To help secure that quality of life for Veterans, the Outreach Coordinator position synchronizes existing VA outreach functions to more effectively find, engage and establish local Veterans in the VA network of care.
The Veterans Outreach Task Force, coordinated by Hencke and Assistant Director Karen Acerra-Williams, brings leaders together from various services in VA BHS, the Massachusetts Department of Veterans Services and other community agencies to develop a comprehensive campaign plan that will result in at least 1,500-1,800 new participants in FY12.
“It’s a tough challenge in some ways because military members are often the worst at taking care of themselves. By nature and by training, they often think of others first, and tend to their own needs last or not at all,” said Hencke. “Many live in the moment and attempt to shrug off pain as weakness; and for the current generation, thoughts of providing for the future are rarely their first concern.”
Hencke hopes that all Veterans will come to see VA Medical Centers as safe havens and a valuable resource center. “Getting them through the door once will go a long way towards generating return visits in the future,” Hencke said.
Hencke, an Army Infantry officer, served several years as a full time operations officer with the Virginia National Guard, worked in Mobilization and Strategy & Plans at the National Guard Bureau in Washington, DC, and is currently assigned to the Massachusetts National Guard.
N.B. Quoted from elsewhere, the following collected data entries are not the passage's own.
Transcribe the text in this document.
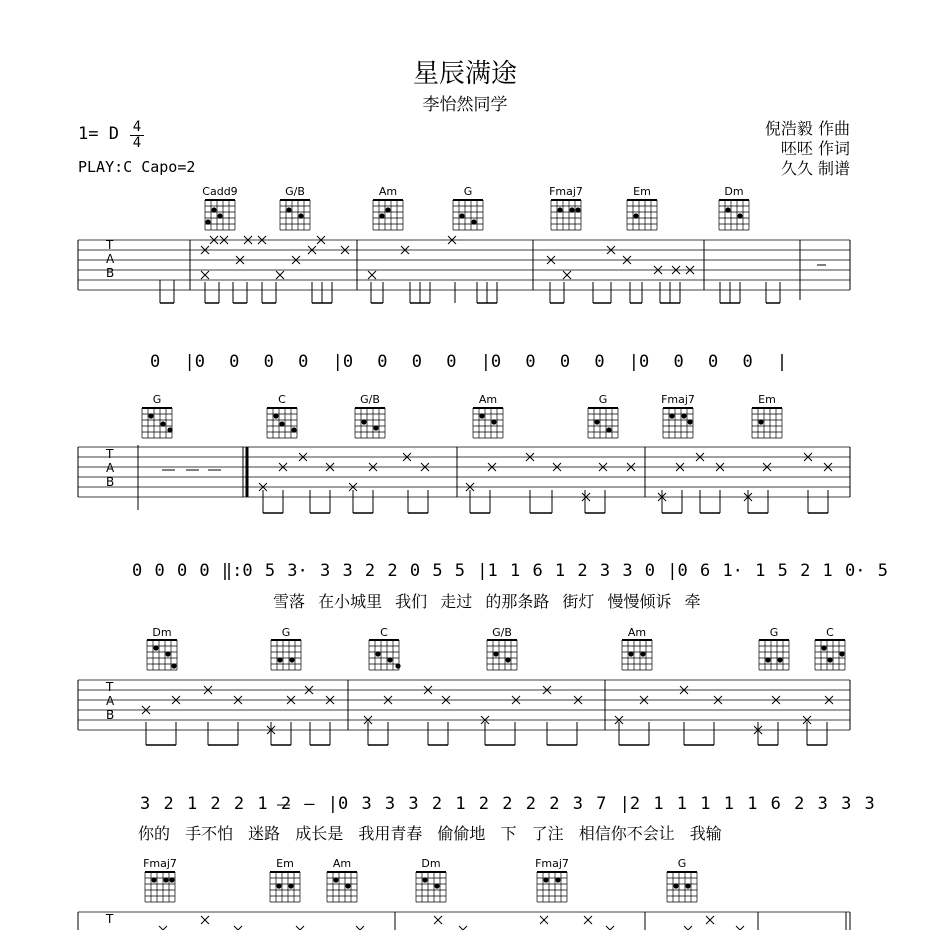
星辰满途
李怡然同学
1= D 4
4
PLAY:C Capo=2
倪浩毅 作曲
呸呸 作词
久久 制谱
Cadd9	G/B	Am	G	Fmaj7	Em	Dm
G	C	G/B	Am	G	Fmaj7	Em
Dm	G	C	G/B	Am	G	C
Fmaj7	Em	Am	Dm	Fmaj7	G
0 |0 0 0 0 |0 0 0 0 |0 0 0 0 |0 0 0 0 |
0 0 0 0 ‖:0 5 3· 3 3 2 2 0 5 5 |1 1 6 1 2 3 3 0 |0 6 1· 1 5 2 1 0· 5
雪落 在小城里 我们 走过 的那条路 街灯 慢慢倾诉 牵
3 2 1 2 2 1 2 – |0 3 3 3 2 1 2 2 2 2 3 7 |2 1 1 1 1 1 6 2 3 3 3
你的 手不怕 迷路 成长是 我用青春 偷偷地 下 了注 相信你不会让 我输
T
A
B
T
A
B
T
A
B
T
He was inspired to seek service with the VA in part from seeing the exceptional treatment that his father, an Army Air Force gunner on B-29 bomber in the Second World War, received from his local VAMC when he lost his sight several years ago.
A life lesson Hencke learned in military service and carries with him to VA BHS comes from one of his training sergeants at the US Army Airborne School in Ft. Benning, GA. One concern on every paratrooper’s mind when jumping out of an airplane at 2,500 ft. above ground is what to do if the main parachute fails to open. When one soldier asked the sergeant when they should activate the reserve parachute, the sergeant responded, “Son-you have the rest of your life to pull that rip cord. It’s all up to you.”
“Taking a lesson from this, our mission at the VA should be to help our Vets to take the initiative to pull that rip cord now and start making their lives better; that there’s no need to suffer endlessly or subsist at a lower quality of life when abundant help is here for Veterans, ” said Hencke.